What do you hope to accomplish as part of OICR’s PFAC?
While my father was ultimately able to find a clinical trial, it took six or seven months of research and speaking to different oncologists to find an appropriate trial. I want to help improve access to clinical trials so that patients and their families don’t have to push so hard.

I want to continue raising awareness within the rare cancer community on the importance of self-advocacy and not solely relying on what treatment options are provided to them. I want to encourage them to keep asking questions and be open to novel treatments. That includes asking about genetic testing and molecular profiling, which helped us find mutations in my father’s cancer cells that led to a personalized treatment option for him.

I also want to encourage people with cancer to participate in research. It’s worth it – not only because it could benefit you, but also because it adds to ongoing research that may help someone else down the road. My father benefitted from his trial because of the cohorts of participants that came before him. Participating is a way for you, as a patient, to become a vital part of the solution.


As a caregiver, what unique perspective do you bring to patient partnership?
I believe that cancer research needs to take a holistic approach. It needs to look at the impact of diagnostics or treatments on patients, but also on their families and the people around them. Family members and caregivers often have priorities for their loved ones that may be different from a patient’s priorities. And both are important to a holistic approach to cancer care.
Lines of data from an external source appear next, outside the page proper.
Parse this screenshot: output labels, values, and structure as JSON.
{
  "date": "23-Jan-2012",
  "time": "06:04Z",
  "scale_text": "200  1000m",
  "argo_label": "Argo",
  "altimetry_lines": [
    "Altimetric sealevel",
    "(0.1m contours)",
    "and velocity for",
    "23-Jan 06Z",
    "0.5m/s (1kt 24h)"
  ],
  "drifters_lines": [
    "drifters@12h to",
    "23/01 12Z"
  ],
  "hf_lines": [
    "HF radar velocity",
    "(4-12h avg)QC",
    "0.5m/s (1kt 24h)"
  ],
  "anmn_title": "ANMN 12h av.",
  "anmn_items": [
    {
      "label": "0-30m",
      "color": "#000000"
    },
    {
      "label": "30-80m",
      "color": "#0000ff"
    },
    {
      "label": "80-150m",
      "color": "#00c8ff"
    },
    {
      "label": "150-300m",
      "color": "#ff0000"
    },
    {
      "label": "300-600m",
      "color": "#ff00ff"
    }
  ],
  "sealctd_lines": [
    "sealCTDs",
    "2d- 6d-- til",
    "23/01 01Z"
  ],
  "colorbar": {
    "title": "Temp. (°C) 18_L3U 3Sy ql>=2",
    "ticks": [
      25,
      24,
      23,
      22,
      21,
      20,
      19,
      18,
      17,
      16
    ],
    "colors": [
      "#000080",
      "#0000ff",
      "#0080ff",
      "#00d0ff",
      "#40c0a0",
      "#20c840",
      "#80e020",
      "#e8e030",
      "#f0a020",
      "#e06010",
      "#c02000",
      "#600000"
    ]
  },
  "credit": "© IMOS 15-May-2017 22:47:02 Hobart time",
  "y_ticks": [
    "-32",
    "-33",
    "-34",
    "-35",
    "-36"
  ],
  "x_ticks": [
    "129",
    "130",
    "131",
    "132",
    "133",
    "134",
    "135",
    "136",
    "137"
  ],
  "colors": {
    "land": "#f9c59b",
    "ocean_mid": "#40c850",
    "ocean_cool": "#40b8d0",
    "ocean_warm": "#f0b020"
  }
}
As a caregiver, you realign your purpose to something bigger than yourself. And so, it feels like a natural progression to want to give back to others. My dad may have had a quiet voice, but he had an inner strength that gives me goosebumps when I think about it. It’s rewarding to be able to share his voice and his strength to help make a difference. 

Caregivers also have priorities for themselves that are often overlooked. Their role and responsibility evolve as the needs of their affected family member increases. They have to adjust, adapt and reprioritize their own life frequently and it can lead to burnout, and just like for the patient, the caregiver is also not prepared for this journey.

Providing a support structure for caregivers where their needs are seen, heard and addressed is also vital to the overall cancer journey.